Danish project level word list suggestions
Here are some possible words that could be part of Good and Bad Word Lists at a project level for projects in this language.
Bad Words List
The current BWL can basically be divided into four classes of words:
- words that shouldn't have been in the GWL in the first place (errors by aspell, such as flakkeude and hedømme),
- lowercased nouns that are scanno candidates,
- nouns where missing capitalisation is often overlooked,
- potential stealth scannos (e.g. bar/har, tik/fik, jog/jeg)
In group #3 there are typically words where the initial letter has the same shape in upper- and lowercase, such as ø/Ø, o/O, s/S, v/V, and j/J. In #2 there are nouns which are valid lowercased in modern spelling, but in DP age material they should either be uppercased or are scannos (e.g. dom should be either Dom or dem). #4 contains word that are not extremely common, so har, fik and jeg are not included at the moment, as they would give very many false flags.
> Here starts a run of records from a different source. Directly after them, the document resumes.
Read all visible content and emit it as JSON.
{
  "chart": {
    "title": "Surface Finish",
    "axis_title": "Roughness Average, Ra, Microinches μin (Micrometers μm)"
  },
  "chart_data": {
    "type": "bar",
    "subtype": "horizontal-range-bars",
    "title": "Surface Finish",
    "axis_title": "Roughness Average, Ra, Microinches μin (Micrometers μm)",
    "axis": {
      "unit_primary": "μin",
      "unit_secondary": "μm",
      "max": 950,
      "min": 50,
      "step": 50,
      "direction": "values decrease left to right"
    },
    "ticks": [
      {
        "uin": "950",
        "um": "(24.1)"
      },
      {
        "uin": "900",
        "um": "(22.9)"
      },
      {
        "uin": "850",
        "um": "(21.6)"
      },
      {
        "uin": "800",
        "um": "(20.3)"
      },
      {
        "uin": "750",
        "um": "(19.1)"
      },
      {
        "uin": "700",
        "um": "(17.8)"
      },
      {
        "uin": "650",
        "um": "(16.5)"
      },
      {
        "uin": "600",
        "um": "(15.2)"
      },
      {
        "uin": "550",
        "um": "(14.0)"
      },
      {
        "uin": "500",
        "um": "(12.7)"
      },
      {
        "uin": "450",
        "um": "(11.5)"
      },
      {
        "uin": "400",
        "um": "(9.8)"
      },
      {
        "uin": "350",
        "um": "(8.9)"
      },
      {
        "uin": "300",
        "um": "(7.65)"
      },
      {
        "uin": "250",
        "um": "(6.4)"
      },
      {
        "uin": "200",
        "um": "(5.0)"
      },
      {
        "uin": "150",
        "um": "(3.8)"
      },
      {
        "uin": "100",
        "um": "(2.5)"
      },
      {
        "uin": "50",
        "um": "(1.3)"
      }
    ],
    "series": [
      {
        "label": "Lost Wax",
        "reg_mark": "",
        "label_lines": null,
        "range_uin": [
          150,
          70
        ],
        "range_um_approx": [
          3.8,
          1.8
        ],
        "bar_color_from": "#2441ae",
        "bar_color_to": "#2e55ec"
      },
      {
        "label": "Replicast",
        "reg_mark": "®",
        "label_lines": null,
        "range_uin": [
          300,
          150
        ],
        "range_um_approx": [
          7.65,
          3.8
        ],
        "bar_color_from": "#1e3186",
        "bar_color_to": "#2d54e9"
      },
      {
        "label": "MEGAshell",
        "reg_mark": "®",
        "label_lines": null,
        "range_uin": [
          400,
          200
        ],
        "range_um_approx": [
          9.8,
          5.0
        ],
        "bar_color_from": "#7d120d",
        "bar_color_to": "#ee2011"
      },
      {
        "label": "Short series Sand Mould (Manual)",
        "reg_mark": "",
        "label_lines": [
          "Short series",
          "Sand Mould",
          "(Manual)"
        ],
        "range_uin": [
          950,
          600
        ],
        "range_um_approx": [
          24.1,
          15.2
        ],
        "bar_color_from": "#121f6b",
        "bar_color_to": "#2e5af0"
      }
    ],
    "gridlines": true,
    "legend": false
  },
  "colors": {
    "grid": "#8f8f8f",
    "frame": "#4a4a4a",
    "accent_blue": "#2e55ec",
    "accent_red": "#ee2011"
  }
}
Unfortunately the lists linked to above don't maintain their original sorting, so it isn't easy to see which words belong to which group - this makes it harder to remove lowercased nouns from the list for books with a more "modern" style, where they're ok.
Words to add:
bæst del fil hank hanke hankede ilden knude sølv
Notes
øjne is also valid lowercased as a verb, but occurs quite often as a scanno for Øjne, so it's included in the list.
Fraktur Bad Words List
fang frist fætter kager lykke sange stikket sække taste tastede taster tastet tun
Good Words List
The current GWL has been compiled from project word lists from around 25 projects that had completed P3. Many words (~9000 of 11000) occured only in 1 list, so upcoming projects are still likely to contain many words that are not in the general GWL. A considerable effort has been made to clean proper names from individual projects out of the list, so it should only contain words that are actually valid and "normal".
Spellings with i (Øine, Leilighed) have been left out of the GWL, as they'll also be likely scannos for the much more common j counterparts (Øjne, Lejlighed).
Words to consider including in the future:
20erne 30erne 40erne 50erne 60erne 70erne 80erne 90erne